Thursday, February 01, 2007

I am a little jealous of a little piece in this week's Newsweek, in their welcome and regular BeliefWatch column. Lisa Miller takes on sacrifice, following the story of a group of Texans who practice chicken sacrifice as part of their Santeria faith, and the town set against it.



This story was originally broken in the wonderful (and now defunct) religion section of the Dallas Morning News. The longer treatment nicely handled the range of the issues it presented - animal rights, religious intolerance, and my favorite, history.


• The Old Testament is rife with references to the sacrifice of rams. Jews abandoned the ritual after the temple where sacrifices were performed was destroyed.

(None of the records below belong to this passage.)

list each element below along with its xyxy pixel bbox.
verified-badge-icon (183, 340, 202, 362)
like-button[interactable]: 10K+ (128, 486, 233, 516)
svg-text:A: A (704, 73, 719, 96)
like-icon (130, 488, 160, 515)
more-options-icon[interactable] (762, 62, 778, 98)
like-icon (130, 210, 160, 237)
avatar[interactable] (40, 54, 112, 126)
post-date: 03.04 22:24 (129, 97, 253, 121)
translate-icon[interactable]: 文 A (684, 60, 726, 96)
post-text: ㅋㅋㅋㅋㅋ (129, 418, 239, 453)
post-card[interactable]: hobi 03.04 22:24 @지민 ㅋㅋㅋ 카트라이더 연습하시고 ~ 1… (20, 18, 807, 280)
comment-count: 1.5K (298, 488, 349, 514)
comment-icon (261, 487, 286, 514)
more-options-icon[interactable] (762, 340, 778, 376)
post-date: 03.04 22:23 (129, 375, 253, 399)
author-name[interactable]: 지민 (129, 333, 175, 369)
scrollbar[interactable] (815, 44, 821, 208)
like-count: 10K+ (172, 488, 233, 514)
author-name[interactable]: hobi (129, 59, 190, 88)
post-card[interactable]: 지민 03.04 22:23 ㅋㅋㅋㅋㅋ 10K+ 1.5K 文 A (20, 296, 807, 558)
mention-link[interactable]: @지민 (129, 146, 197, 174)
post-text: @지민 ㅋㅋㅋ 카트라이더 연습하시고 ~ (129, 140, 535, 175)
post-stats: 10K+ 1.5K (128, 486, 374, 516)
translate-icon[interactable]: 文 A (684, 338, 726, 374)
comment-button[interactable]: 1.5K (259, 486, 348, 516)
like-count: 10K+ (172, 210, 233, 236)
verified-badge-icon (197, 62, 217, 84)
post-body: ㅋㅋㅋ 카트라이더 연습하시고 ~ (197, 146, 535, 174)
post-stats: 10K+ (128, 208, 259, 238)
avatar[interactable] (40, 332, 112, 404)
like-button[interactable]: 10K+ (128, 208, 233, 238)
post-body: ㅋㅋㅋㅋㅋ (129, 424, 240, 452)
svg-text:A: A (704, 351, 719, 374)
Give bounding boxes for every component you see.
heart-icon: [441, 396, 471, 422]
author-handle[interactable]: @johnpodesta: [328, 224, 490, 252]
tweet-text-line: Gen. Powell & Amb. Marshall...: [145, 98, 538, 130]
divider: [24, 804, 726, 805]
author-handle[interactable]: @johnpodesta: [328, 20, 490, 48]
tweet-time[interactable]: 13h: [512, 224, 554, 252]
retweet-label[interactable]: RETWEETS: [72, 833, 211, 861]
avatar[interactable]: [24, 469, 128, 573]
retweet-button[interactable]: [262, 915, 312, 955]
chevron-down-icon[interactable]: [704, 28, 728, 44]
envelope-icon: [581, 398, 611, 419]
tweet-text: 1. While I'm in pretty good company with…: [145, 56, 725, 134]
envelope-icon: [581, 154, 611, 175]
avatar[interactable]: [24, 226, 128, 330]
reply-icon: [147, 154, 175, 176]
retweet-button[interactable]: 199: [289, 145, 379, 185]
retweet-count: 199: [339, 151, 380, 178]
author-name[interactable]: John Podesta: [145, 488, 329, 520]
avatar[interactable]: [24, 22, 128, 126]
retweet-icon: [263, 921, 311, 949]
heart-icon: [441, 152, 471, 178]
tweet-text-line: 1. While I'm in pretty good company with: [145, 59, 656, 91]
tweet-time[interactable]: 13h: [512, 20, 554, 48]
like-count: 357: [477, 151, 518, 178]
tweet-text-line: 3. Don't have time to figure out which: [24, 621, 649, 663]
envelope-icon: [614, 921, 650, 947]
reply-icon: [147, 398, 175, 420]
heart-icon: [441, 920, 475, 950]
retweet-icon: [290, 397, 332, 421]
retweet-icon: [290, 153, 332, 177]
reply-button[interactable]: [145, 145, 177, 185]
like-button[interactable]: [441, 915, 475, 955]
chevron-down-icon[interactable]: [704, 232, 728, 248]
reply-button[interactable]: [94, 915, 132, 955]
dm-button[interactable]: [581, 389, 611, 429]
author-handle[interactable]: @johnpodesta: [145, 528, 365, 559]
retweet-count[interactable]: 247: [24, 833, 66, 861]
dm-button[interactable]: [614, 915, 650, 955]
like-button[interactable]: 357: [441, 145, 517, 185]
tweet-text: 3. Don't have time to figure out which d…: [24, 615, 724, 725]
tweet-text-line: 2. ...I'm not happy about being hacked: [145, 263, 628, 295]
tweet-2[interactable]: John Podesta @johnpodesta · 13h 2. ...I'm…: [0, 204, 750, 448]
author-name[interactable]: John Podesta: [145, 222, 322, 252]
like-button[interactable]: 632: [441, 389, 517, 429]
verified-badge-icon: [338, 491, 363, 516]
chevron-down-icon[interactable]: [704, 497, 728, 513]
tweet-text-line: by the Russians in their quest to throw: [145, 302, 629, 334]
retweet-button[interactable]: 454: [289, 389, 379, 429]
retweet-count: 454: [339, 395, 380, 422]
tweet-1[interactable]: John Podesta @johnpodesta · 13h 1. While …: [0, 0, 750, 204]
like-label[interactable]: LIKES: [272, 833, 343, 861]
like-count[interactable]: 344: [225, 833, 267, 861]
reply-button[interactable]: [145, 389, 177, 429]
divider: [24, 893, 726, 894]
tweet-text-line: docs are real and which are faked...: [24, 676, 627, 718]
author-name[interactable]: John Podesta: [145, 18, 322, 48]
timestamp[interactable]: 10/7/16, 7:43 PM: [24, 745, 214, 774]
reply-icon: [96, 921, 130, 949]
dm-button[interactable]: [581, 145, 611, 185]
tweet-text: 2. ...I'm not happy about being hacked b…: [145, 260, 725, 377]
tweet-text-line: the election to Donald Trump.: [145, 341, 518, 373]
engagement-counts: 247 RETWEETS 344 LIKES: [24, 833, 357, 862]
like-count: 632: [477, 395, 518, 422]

The Torah commands that sacrifices must be done in a place commanded by God, and no sacrifice can take place until a new one is designated.

• Many Muslims commemorate the end of the Hajj by sacrificing a sheep in honor of Abraham's willingness to slay his son at God's commandment and God's providing of a ram instead. The holiday, known as Eid al-Adha, was celebrated last week.

• In Christianity, the crucifixion of Jesus replaced animal sacrifice under the belief that Jesus was the Lamb of God and his ultimate sacrifice redeemed the world of its sins. This sacrifice is commemorated in Mass with the sacrament of the wafer and wine.


I am just working through Walter Burkert's wonderful history of Greek Religion. He a couple of really interesting views on the power of the experience. He says that for the Greeks it was "the essence of the sacred act," the central most powerful metophors of ceremonies which experienced death as necessary for the coninuing of life.

It was far from a cold-blodded act. In fact, he says, the empathy for the animal is essential. A "domestic animal, a posession and a companion, must nevertheless be slaughtered and eaten," which creates "more conflicts and anxieties
which are resolved inthe ritual."These conflicts were mirrors of larger societal anxieties: that for a wommunity, life depends on death for food and space - after communially witnessing the animal's slaughtered, the community celebrated new life.

The tradition was of course widespread in the ancient world, practiced mong the Hittiites and of course the Semites (though it is an interesting difference that the greek gods left the best meat to mankind but semites preferred the charred "burnt offerings" which could not be eaten).

Muslims still celebrate this act and the Jews, should the Temple ever be rebuilt, will also need to sacrifice to be observant. Sacrifice is the central metaphor of Christianity. So who's worried about a few families in Texas?